Ed Csupkay ist Türsteher, Roadie und Clubbesitzer. Nun hat er sein Debütalbum herausgebracht

Clubtüren, die kennt er gut. Als „Guter Einlass-Onkel Ed“ im White Trash oder wie jetzt im Ex’n’Pop in Schöneberg entscheidet Ed Csupkay, wer rein darf und wer nicht. Wir sind in der berühmt-berüchtigten Bar zum Interview verabredet, deshalb darf ich. Mit einem herrlich sonoren Bass bittet der breitschultrige Mann herein und hält die Tür zwischen Wellblechwänden weit auf. Sonst finden in dem schummrig beleuchteten Raum Konzerte auf einer kleinen Bühne statt, das Kino im hinteren Bereich zeigt Off-Filme, oder man kickert und säuft durch bis zum nächsten Abend. Oft steht Mitbetreiber Csupkay (sprich: Tschupkai) hinter dem Tresen, der oft wie ein Wellenbrecher wirkt, und legt Musik auf – wenn er nicht gerade als Tourmanager mit Monster Magnet oder Anthrax unterwegs ist.

Jetzt sitzen wir ganz alleine an der Bar. Anlass ist die erste eigene Platte des umtriebigen 41-Jährigen, die Ende Januar bei Labels erschienen ist. Auf „Das Tier in mir“ singt Ed Csupkay mit rauer, dunkler Stimme in Country-Folk-Manier, begleitet von akustischen Instrumenten. Er ist selbst an Geige, Mandoline oder Gitarre zu hören, unterstützt unter anderen von Malcolm Arison an der Mundharmonika. Er singt auf Deutsch, mal melancholisch, mal mitreißend über (Motorrad-) Liebe, Herzschmerz und die – sprachlich unverkennbare – alte Heimat im Norddeutschen. Da kommt der Mann mit der dunklen Hornbrille und den gewaltigen Koteletten her: aus Bremens Stadtteil Blockdiek, wo auch Element-of-Crime- Sänger Sven Regener aufgewachsen ist. Der hat „Das Tier in mir“ folgerichtig produziert, und Csupkay wird mit dessen Band heute auf Tour gehen, zwischen Fribourg und Rostock. Er und Regener hätten sich „aber erst in Berlin kennengelernt und festgestellt, dass wir aus dem gleichen Stall kommen“, sagt er.
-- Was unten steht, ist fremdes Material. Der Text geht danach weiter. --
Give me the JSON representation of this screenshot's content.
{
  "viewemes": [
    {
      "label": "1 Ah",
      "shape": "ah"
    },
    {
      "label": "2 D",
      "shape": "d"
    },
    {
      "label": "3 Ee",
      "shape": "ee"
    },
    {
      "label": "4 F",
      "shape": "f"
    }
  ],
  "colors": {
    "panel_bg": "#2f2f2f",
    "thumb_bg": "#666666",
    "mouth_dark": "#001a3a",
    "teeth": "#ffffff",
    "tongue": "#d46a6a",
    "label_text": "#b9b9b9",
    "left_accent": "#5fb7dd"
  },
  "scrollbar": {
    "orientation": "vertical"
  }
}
In dem Stall bestand sein ungarischer Vater auf Geigenunterricht. „Eine tiefe Demütigung“ erinnert sich der Bremer und schmunzelt sehr charmant über den verheimlichten Wunsch, lieber eine E-Gitarre zu haben. Wie alle anderen. „Damals habe ich das Gerät nicht mit Freude und Ehre behandelt. Erst als wir in einer der Punkbands in Bremen Countrymucke machten, unter dem Einfluss alter Hank Williams-Platten, holte ich meine Geige wieder raus.“ Während der achtziger und neunziger Jahre spielte er in mehreren Punk-, Psychobilly- und Folkbands dann doch Gitarre sowie später Mandoline, arbeitete als Packer im Hafen und als Türsteher in Clubs. Irgendwann wurde ihm Bremen zu klein und „der Klüngel zu groß“. 1991 ging er nach Berlin.
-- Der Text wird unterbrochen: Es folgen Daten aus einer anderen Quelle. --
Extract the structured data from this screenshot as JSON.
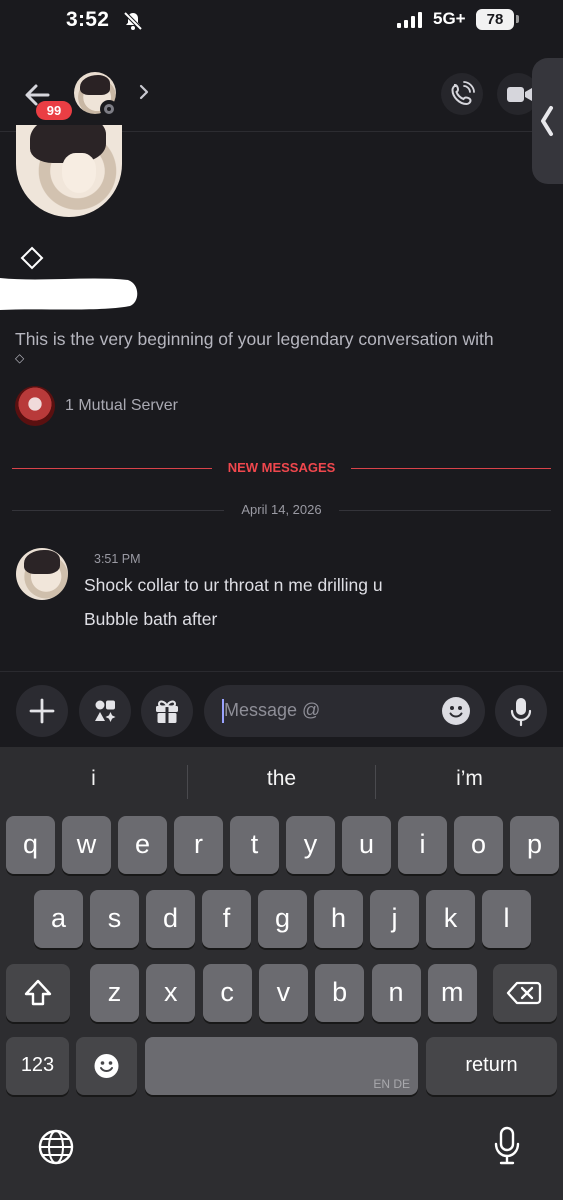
{
  "status_bar": {
    "time": "3:52",
    "network": "5G+",
    "battery": "78"
  },
  "header": {
    "unread_badge": "99"
  },
  "conversation": {
    "intro_text": "This is the very beginning of your legendary conversation with",
    "intro_name_glyph": "◇",
    "mutual_servers": "1 Mutual Server",
    "new_messages_label": "NEW MESSAGES",
    "date_label": "April 14, 2026",
    "message": {
      "time": "3:51 PM",
      "lines": [
        "Shock collar to ur throat n me drilling u",
        "Bubble bath after"
      ]
    }
  },
  "composer": {
    "placeholder": "Message @"
  },
  "keyboard": {
    "suggestions": [
      "i",
      "the",
      "i’m"
    ],
    "row1": [
      "q",
      "w",
      "e",
      "r",
      "t",
      "y",
      "u",
      "i",
      "o",
      "p"
    ],
    "row2": [
      "a",
      "s",
      "d",
      "f",
      "g",
      "h",
      "j",
      "k",
      "l"
    ],
    "row3": [
      "z",
      "x",
      "c",
      "v",
      "b",
      "n",
      "m"
    ],
    "numbers_label": "123",
    "space_lang": "EN DE",
    "return_label": "return"
  },
  "colors": {
    "accent_red": "#f0474d",
    "background": "#1a1a1e",
    "keyboard_bg": "#2d2d30"
  },
  "icons": [
    "back-arrow-icon",
    "chevron-right-icon",
    "phone-icon",
    "video-icon",
    "plus-icon",
    "apps-icon",
    "gift-icon",
    "emoji-icon",
    "mic-icon",
    "shift-icon",
    "delete-icon",
    "globe-icon",
    "dictation-icon"
  ]
}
„Da lief dann viel über das Ex’n’Pop, wo sich alle trafen und tranken.“ Alle, das war das Umfeld der Einstürzenden Neubauten. Bei den von Alexander Hacke gegründeten Jever Mountain Boys, die sich spaßeshalber der Countrymusik widmeten, kam Csupkay an der Geige zum Einsatz. Im Laufe der Jahre begleitete er außerdem Meret Becker, war Bandleader beim jährlichen Weihnachtsspecial der Schauspielerin Sophie Rois, bei der Kurt-Krömer-Gala in der Arena und spielte bei Frank Castorfs „Marterpfahl“ Cowboyballaden auf der Volksbühne. Nachts stand er weiterhin hinterm Tresen oder an der Tür oder war auf Tour mit Lemmy von Motörhead. „Das alles hat mit Musik zu tun. Und das alles macht Spaß. Ich würde da niemals eine Wertigkeit kultureller Abstufung festmachen“, erklärt er mit seiner tiefen Stimme, auf die sich die vielen durchlebten Nächte gelegt haben.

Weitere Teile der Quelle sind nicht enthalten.